La appellante deduce e sostiene l’erroneità della sentenza per incongrua ed esigua valutazione dei danni subiti nel sinistro per ogni singola voce di danno richiesto, contestando anche i criteri di determinazione delle voci accessorie (rivalutazione ed interessi); chiedendo la riforma della sentenza di primo grado e, nel merito, la condanna degli appellati, pro quota, al pagamento degli ulteriori danni subiti nel sinistro per cui è causa – indicati in Euro 62.800.56 – oltre che delle spese del grado del giudizio.
Si è costituita la appellata Be. S.p.A. (poi incorporata dalla Al. S.p.A.) per contestare l’appello proposto perché infondato e per chiederne il rigetto, ed avanzando appello incidentale per vedere riformata la sentenza in merito alla determinazione delle responsabilità per il sinistro che doveva essere ascritta a fatto e colpa esclusivi del conducente della Fiat Uno (Ca.Cr.).
Si è costituita la Ca.As. coop a r.l. per contestare l’appello proposto perché infondato e per chiederne il rigetto, ed avanzando appello incidentale per vedere riformata la sentenza in merito alla determinazione delle responsabilità del sinistro che dovevano essere attribuite in via esclusiva e/o prevalente al conducente della Mercedes Espana (Be.Ma.).
Sono rimasti contumaci anche in questo grado gli appellati Be.Ma., Be.An., Ca.Cr. e la curatela del fallimento Si. (medio tempore dichiarata fallita).

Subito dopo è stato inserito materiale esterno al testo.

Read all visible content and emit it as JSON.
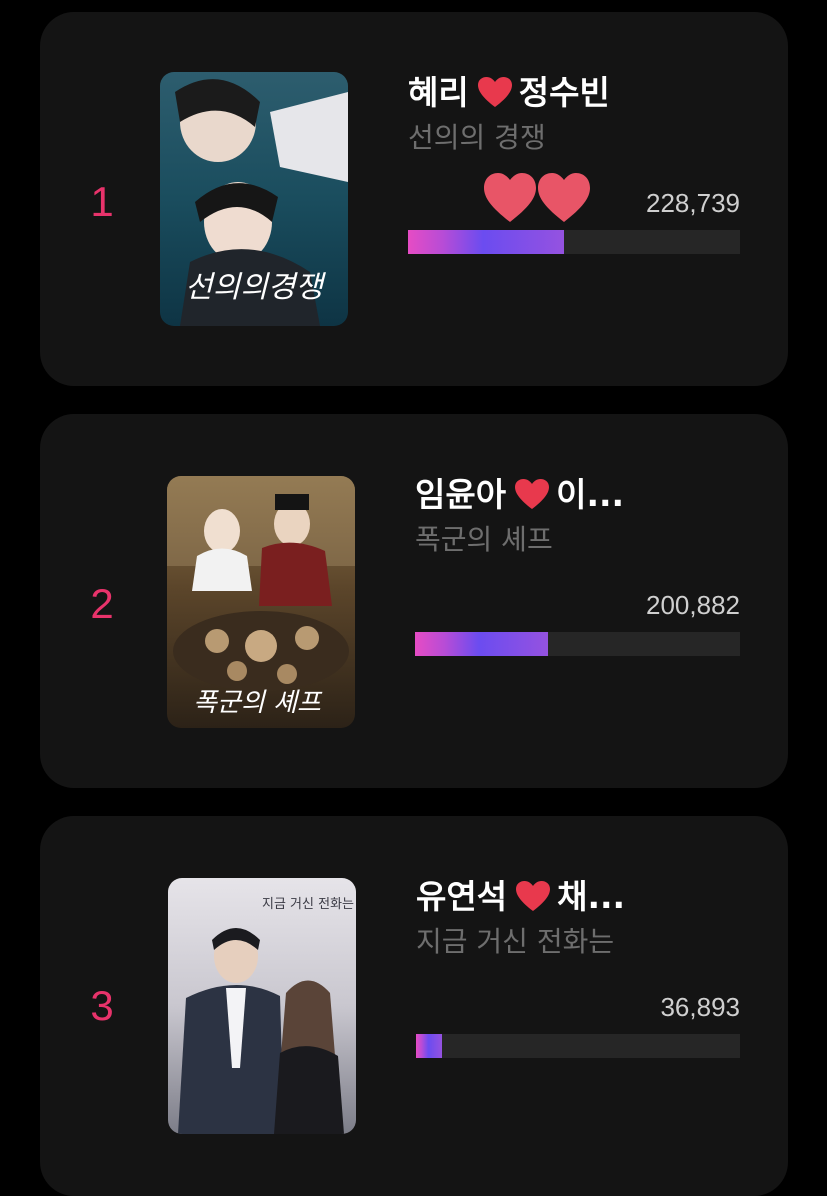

Quindi precisate le conclusioni all’udienza del 16.07.2010 (previa riconduzione della causa al rito ordinario in luogo di quello di lavoro) la causa è stata trattenuta per la decisione ex art. 352 c.p.c. con concessione dei termini di cui agli art. 190 c.p.c. e riserva del deposito della sentenza allo scadere dei termini di legge.
Motivi della decisione
I) E’ preliminare l’esame dei due appelli incidentali delle compagnie di assicurazione dei due veicoli coinvolti nel sinistro relativamente alfa responsabilità dei conducenti della Fiat e della Mercedes, che il tribunale aveva ritenuto obbligati, ex art. 2O54 comma 2 c.c. in via concorrente.
A tal riguardo la Corte ritiene di dover confermare la sentenza di primo grado poiché, in esito alla valutazione degli elementi probatori acquisiti in quel giudizio, che si sono condensati nel rapporto stilato dalla Polizia Urbana di Roma e nella dichiarazione testimoniale di Pa.Fr. (presente al momento del fatto), la responsabilità del sinistro deve essere attribuito a fatto e colpa concorrente dei due conducenti delle auto in questione.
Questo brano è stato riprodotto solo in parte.